LightCSPNet as backbone was put into the target detection model and further compared with MobileNetV2 and V3. The backbone is tested on two algorithms: anchor-base and anchor-free, which are YOLOv4 [33] and YOLOX [34] respectively, both of which structures are very similar and uses the same PAN (Path Aggregation Network) structure [35] and is shown in Fig. 11. The difference of the above structures is whether anchor is used.

Fig. 11
figure 11

The structure of YOLOV4 and YOLOX

The detection results are shown in Table 4. The image size of the input model is (416,416), and the dataset is VOC2012 that consists of 10,000 images from 20 classes. The pre-training weights from ImageNet100 are used by all models in this paper.

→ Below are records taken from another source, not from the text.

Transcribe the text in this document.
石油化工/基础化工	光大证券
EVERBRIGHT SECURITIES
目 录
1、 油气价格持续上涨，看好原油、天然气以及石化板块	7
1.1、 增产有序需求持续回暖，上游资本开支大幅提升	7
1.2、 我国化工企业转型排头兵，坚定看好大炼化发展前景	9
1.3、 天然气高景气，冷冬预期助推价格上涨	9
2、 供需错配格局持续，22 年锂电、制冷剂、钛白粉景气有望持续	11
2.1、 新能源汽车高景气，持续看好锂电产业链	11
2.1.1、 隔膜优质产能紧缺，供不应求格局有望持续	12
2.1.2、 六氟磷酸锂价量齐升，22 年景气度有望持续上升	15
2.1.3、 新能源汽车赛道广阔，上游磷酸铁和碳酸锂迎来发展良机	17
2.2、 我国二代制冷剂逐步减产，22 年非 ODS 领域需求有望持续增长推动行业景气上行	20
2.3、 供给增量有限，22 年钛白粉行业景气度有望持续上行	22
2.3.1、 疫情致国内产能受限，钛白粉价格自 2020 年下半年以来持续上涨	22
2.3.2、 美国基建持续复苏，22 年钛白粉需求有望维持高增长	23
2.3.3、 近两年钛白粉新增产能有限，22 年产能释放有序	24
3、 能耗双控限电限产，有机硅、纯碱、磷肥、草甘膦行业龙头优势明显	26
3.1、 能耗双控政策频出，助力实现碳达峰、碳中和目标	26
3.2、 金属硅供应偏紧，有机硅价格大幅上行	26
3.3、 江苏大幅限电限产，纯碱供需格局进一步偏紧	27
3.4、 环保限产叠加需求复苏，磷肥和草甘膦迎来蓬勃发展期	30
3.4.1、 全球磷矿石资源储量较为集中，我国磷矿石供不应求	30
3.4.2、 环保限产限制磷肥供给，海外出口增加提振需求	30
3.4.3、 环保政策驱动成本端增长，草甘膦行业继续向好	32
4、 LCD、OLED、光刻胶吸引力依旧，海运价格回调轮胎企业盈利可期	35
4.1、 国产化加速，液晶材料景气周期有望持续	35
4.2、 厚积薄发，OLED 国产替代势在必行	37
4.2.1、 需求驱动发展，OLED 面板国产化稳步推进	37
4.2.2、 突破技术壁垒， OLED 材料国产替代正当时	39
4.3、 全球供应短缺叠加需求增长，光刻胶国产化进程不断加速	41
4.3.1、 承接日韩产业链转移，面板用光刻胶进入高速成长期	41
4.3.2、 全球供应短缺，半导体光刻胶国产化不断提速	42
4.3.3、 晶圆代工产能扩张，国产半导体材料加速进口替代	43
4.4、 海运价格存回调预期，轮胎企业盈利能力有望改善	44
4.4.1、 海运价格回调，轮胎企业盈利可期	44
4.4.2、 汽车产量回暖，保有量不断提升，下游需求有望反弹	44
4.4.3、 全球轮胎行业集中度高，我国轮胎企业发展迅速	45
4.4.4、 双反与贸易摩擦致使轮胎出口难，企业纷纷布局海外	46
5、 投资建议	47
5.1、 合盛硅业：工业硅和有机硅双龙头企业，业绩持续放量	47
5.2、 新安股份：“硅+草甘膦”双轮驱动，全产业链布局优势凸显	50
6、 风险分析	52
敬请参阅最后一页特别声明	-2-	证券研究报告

Table 4 Performance comparison among different backbone models

For the VOC dataset, the AP of LightCSPNet was improved by 0.4% and 0.6%, respectively. Although LightCSPNet has a significant reduction in the number of parameters and computational costs, the inference time on the GPU does not decrease much. The reason is that the Nvidia GPU used in PC has hardware optimizations and frameworks for ordinary convolution and continuous data such as CUDNN, but not optimizations for depthwise separable convolution and discrete data. It can be concluded that the inference time of LightCSPNet is only half of the counterpart of MobileNetV2 on CPU without optimization mechanism, which means that the performance of LightCSPNet can perform better on the embedded device without CUDNN.

4 Conclusion

For the relatively poor computing power of embedded devices, a more lightweight and better performing network that LightCSPNet is proposed to accommodate low performance devices. The dataset including multiple defects was constructed to test the algorithm in the defect detection target. Two international public datasets that ImageNet100 and VOC2012, were used to train and test the algorithms in the areas of image classification and target detection, respectively. The main conclusions are as follows:

  1. 1.

    The proposed Down layer and Extraction layer structures combining deepwise separable convolution and CSP structures reduce the computation and the number of parameters without degrading the performance.

  2. 2.

    For the classification task, LightCSPNet obtained better results for the ImageNet100 and defect datasets. Compared to the other algorithms, LightCSPNet has fewer parameters and less computation and owns almost the same performance.

  3. 3.

    The new dataset constructed in this paper consisting of 12 categories can be better used for defect detection tasks.

  4. 4.

    LightCSPNet adopted some skills, such as adding drop out and MHSA structures, and achieves a better performance improvement.

  5. 5.

    For the target detection task, LightCSPNet is used to replace the backbone part, which increases the mAP for the VOC2012 dataset. In addition, the running time of LightCSPNet is only half of the counterpart of MobileNetV2 on CPU. LightCSPNet proposed in this paper can be better applied in embedded devices that owns only CPU or GPU with low performance.